Beginner’s Guide to Eco-Friendly Wine

Beginner’s Guide to Eco-Friendly Wine
Photo Credit To Laura Paul

Certified Sommelier, Court of Master Sommeliers, Ann Lin, shares the differences between eco-wines and what to look for at the shop.

The benefits of wine are becoming more well known with most information focusing on the antioxidant resveratrol (found in red wine) as being good for the heart. Some even say that red wine prevents tooth decay(1) and newer studies claim that a glass of red wine could equal an hour of exercise!(2) There are so many health benefits to drinking wine but not all wines are equal.

If you choose to drink wine because of the health benefits, there are a number of choices to factor into the final purchase such as the list below:

  • Region
  • Grape variety
  • Vintage
  • Disease treatment methods
  • Chemical fertilizers and pesticides or natural/organic
  • Soil preservation

Organic wines are produced from vines grown organically and no synthetic or chemically made products are used in the processing. There is a list of products authorised to use during the winemaking processes. Certification is a 3-5 year process.

Biodynamic wines are organic in addition to viticulture practices that are oriented by the moon cycles. There are four dates followed: leaf dates, flower dates, fruit dates and the root dates. The natural products used are made by the vineyard. The entire process is a type of micro-environment to get the correct, natural balance. Biodynamic wines can use naturally made chemicals during the wine making process, but in shorter duration to organic wines. There are fewer than 100 certified biodynamic vineyards.

Natural wine essentially has no meaning. A ‘natural’ wine can be produced with heavily pesticide-laden grapes though many natural wine producers use less chemicals and will try to grow the vines as naturally as possible, but there is no guarantee.
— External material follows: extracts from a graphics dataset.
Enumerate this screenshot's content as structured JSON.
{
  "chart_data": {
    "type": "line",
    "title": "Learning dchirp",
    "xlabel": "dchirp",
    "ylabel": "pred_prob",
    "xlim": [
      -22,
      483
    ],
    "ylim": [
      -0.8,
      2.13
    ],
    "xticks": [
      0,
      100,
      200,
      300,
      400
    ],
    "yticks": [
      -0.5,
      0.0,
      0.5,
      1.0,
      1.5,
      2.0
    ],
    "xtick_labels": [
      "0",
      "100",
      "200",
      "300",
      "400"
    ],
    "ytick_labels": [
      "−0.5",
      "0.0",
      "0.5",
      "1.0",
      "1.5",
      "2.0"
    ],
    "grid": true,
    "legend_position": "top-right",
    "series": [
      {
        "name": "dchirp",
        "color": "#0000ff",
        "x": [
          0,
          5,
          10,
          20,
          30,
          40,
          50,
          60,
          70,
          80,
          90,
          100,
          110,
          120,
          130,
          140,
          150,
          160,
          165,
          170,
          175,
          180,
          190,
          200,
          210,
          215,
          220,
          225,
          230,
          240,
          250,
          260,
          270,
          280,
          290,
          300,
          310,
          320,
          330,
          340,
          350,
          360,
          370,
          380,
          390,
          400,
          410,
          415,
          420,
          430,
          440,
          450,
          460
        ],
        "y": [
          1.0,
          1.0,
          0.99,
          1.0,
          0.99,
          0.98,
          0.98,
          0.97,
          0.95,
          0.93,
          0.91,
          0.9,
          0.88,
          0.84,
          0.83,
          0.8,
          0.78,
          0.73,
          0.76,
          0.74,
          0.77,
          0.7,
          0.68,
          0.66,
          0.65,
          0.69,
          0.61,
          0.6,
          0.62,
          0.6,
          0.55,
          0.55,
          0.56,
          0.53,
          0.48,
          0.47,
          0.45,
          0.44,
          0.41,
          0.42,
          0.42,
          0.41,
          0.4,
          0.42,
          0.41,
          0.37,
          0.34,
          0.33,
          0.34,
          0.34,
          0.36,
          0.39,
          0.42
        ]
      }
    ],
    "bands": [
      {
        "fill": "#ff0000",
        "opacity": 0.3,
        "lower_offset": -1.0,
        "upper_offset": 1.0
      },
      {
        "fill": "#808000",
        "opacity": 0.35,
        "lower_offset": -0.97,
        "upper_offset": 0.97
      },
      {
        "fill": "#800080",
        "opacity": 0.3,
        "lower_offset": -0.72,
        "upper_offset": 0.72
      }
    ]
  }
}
Eco-friendly wine is a generic word for organic, biodynamic and natural where producers take care of the environment and sustainability.

Many wine buyers are more aware and concerned with sulfites. But according to the owner of WineBeast, an eco-friendly-focussed wine store in Wan Chai, HK, sulfites are not the enemy of the wine or human. It’s the quantity of the sulfites that matter.

“ Wine is just the middle product in the transformation of grape juice. When grape juice turns into something else, it naturally turns to vinegar, not wine. Wine is just the middle product that the human being has managed to keep as wine. If you don’t preserve a little bit your wine, it won’t stay wine for a long time. My personal favorite wine depends on the meal, the occasion and the person I am with. Wine is one of the rare occasions that you can allow yourself to have very diverse taste.”